According to Genny Hoyle, environmental director for the Kootenai Tribes of Idaho, House Bill 473 does not provide protections for downstream uses in Montana or Idaho, and its adoption would surely face legal action.

“This bill does not take into consideration a decade of science,” Hoyle said. “Montana would also have to demonstrate under the Clean Water Act that it is sending clean water to Idaho via the Kootenai River. You’re risking legal situation by trying to adopt a less protective selenium standard.”

Brad Smith, head of the Idaho Conservation League, said the bill sponsor’s and BER’s apparent collusion with Teck “sets a dangerous precedent.”

“I don’t see why we want to give license to a foreign mining company to pollute our water. It doesn’t benefit Idaho or Montana in any way,” Smith said.

EPA’s Tanya Fish told committee members that the new selenium criteria proposed under House Bill 473 would not be effective under the Clean Water Act until approved by EPA, which requires “robust justification” for such a change.

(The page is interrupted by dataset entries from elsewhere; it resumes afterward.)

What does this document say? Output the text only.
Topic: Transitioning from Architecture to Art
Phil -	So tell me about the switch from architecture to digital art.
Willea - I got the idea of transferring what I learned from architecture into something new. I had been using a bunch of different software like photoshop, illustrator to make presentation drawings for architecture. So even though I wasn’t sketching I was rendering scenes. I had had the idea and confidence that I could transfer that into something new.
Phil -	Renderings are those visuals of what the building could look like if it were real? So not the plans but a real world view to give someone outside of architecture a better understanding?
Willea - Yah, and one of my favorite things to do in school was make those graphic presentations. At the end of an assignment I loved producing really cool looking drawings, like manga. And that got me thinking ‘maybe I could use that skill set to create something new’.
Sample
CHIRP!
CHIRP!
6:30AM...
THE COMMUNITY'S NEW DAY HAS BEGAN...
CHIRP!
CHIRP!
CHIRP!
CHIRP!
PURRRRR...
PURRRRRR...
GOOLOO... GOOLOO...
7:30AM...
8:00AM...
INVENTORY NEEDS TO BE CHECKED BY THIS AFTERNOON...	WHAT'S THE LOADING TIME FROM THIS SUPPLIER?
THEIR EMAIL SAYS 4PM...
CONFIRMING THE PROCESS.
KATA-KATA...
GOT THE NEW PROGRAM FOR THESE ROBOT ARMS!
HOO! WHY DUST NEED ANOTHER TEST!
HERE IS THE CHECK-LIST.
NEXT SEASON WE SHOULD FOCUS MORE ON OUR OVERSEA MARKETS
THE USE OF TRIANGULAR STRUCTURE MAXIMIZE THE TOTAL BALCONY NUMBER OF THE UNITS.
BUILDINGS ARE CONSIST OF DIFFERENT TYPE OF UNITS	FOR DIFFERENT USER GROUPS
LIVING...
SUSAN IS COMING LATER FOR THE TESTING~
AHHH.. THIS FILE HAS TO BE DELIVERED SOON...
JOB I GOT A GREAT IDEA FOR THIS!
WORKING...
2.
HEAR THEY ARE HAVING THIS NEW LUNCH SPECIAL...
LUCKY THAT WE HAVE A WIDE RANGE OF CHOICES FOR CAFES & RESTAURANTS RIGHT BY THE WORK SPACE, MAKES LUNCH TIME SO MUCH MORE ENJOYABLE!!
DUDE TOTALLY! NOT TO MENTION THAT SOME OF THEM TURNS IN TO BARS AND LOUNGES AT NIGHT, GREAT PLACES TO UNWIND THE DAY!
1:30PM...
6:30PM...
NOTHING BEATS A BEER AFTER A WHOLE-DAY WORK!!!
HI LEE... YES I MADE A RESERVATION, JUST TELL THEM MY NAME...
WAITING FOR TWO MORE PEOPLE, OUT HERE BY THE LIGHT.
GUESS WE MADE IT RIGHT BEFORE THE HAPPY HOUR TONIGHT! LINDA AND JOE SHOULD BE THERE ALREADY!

“To comply with the Clean Water Act, the state would need to provide a site-specific demonstration that a water column criterion of 1.5 micrograms per liter protects the designated beneficial uses in Lake Koocanusa and downstream in the Kootenai River,” Fish said. “In addition, because House Bill 473 would repeal fish tissue elements for both Lake Koocanusa and the Kootenai River, the state would also need to provide technical justification supporting the conclusion that water column criteria alone protects the designated beneficial uses of Lake Koocanusa and the Kootenai River.”

Erin Sexton, senior scientist for the Flathead Lake Biological Station, on a flyover of Teck Resources metallurgic coal mines in British Columbia on August 30, 2022. Hunter D’Antuono | Flathead Beacon

Still, Gunderson said he believes BER is correct in its rejection of the selenium standard. If invalidated at the federal level, he says the standard would revert to its original allowable limit of 1.5 micrograms per liter.

“The process isn’t over yet,” Gunderson said. “Am I holding a coal mining company in Canada in high esteem? No. But they are the first ones to raise their hand and say they are the point source. They spend $1.2 billion in water quality treatment so they are trying to reduce the levels.”

Those assurances provided little comfort to those who have followed the recent news about Teck, which just last week the British Columbia Ministry of Environment fined more than $16 million for polluting waterways in B.C.’s East Kootenay River, including $15.48 million for Teck’s failure to activate its Fording River South water treatment facility near Elkford, B.C., by Dec. 31, 2018, as required by the provincial permit for the discharge of wastewater.

Erin Sexton, a senior research scientist with the University of Montana’s Flathead Lake Biological Station, said her concern about Gunderson’s bill isn’t so much that it seeks to undo years of science-based policymaking — the EPA says Montana’s selenium standard will remain in place until the state can prove through an equally rigorous, scientifically backed process that a weaker standard is necessary. Rather, Sexton says it distracts from efforts to develop an enforcement mechanism for Montana’s standard, which is critical because the Clean Water Act does not provide for enforcement of pollution standards across international boundaries.

“We have set the standard and now we have to enforce it because we have a legacy of mining damages in this watershed,” Sexton said.